I don't know why that fact didn't register, but I somehow glazed over this glitch in my thinking and went on to open the letter furiously, delighted that I should receive something in the mail other than a bill, and there it was: "We thank you for your interest in publishing with Autumn House Press, but..."
BUT. But. But. That evil little conjunction gets ya every time.
This is the third consecutive rejection slip I've gotten since I started to earnestly send my poetry out for publication. My favorite rejection slip came from The Paris Review a few years ago. I was so stoked to have anything mailed to me on PR stationary that I kept it. I wasn't mad at all that they'd rejected my meager little poems.
Admittedly, I had a minor pity party for myself after that last one though, because I'd gotten so idiotically excited hoping it was a letter, some good news, a how'ya'doin, and instead it was a 'thanks-but-no-thanks-loser.' The familiar cloud of self-doubt began to form over me until I was convinced that I was just some horrible little egotist who would die obscure, unknown, my writing the jumbled mess that I'd always feared it was. But then I remembered William Faulker, Nobel Laureate, who received a horrible rejection of his book Sanctuary: "Good God, I can't publish this!"
It made me wonder, who else got rejected? A short list of manuscripts/writers who were rejected SEVERAL times:
1) Animal Farm, George Orwell
2) On the Road, Jack Kerouac
3) Harry Potter and the Philosopher's Stone, J.K. Rowling
4) Twilight, Stephenie Meyer
5) Gone With the Wind, Margaret Mitchell
6) Lord of the Flies, William Golding
7) Dr. Seuss
8) Emily Dickinson, who was told "[your poems] are quite as remarkable for defects as for beauties and are quite defect of poetical qualities."

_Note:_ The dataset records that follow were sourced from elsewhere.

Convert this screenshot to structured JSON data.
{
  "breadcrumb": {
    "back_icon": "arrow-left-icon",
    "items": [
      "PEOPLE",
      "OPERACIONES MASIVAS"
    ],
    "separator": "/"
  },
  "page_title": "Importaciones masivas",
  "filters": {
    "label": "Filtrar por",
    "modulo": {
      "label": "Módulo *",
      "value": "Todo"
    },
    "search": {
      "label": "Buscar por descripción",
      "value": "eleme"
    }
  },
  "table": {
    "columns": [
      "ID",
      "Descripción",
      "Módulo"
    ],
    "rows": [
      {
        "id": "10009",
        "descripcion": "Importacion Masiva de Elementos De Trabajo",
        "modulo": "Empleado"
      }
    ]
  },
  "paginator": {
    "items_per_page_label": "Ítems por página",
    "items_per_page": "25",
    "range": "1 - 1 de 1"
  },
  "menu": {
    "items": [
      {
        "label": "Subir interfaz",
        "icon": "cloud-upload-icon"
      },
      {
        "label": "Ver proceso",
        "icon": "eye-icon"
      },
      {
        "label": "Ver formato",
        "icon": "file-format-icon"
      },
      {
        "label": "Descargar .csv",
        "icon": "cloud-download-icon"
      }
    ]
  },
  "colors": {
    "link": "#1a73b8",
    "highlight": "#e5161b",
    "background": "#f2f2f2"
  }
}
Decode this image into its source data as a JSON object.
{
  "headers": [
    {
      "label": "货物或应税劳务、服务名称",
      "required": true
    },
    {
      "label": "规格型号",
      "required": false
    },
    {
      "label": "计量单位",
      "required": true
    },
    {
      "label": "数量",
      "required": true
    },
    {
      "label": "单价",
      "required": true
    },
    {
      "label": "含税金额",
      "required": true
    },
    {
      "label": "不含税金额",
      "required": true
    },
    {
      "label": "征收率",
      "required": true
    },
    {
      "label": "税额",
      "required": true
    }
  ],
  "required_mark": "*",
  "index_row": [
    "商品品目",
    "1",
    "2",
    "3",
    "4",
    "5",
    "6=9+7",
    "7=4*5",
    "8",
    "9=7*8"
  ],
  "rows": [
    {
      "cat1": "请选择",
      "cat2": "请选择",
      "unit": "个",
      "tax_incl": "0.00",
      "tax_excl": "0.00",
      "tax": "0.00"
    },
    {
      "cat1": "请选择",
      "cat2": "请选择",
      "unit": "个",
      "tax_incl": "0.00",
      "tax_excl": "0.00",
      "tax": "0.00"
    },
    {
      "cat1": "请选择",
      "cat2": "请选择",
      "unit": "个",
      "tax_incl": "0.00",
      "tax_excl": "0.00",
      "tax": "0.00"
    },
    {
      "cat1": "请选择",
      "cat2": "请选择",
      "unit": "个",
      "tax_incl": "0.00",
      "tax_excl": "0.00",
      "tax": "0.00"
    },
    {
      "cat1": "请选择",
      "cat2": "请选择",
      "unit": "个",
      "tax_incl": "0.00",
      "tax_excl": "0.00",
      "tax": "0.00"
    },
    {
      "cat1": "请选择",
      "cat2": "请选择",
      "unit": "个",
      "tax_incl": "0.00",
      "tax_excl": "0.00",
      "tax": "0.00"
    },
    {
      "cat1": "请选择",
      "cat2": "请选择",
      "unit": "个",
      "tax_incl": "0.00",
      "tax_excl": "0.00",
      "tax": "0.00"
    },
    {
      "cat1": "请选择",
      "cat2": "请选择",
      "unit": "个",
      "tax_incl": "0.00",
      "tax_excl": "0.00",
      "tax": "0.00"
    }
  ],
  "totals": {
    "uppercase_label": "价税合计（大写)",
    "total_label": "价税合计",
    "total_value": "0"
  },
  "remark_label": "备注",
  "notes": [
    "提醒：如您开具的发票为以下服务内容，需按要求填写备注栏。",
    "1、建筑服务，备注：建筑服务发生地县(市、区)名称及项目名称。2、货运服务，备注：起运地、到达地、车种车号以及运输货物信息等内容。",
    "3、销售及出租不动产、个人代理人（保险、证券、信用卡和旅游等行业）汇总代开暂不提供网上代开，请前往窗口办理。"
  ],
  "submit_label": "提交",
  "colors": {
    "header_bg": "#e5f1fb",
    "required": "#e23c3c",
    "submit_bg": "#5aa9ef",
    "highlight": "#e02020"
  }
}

9) Torrents of Spring, Ernest Hemingway
10) The War of the Worlds, H.G. Wells
11) Catch 22, Joseph Heller
Publishing, may be a good-ol-boys club, but it is also a numbers game. I intend to keep playing, go for broke, because I don't have time for anything else.
I still believe in this glorious dream that is writing. Even if the rejections pile in, and they will. Even if my friends and coworkers and lookers-on think I am a nut-job without the luxury of a new car or a disciplined retirement savings.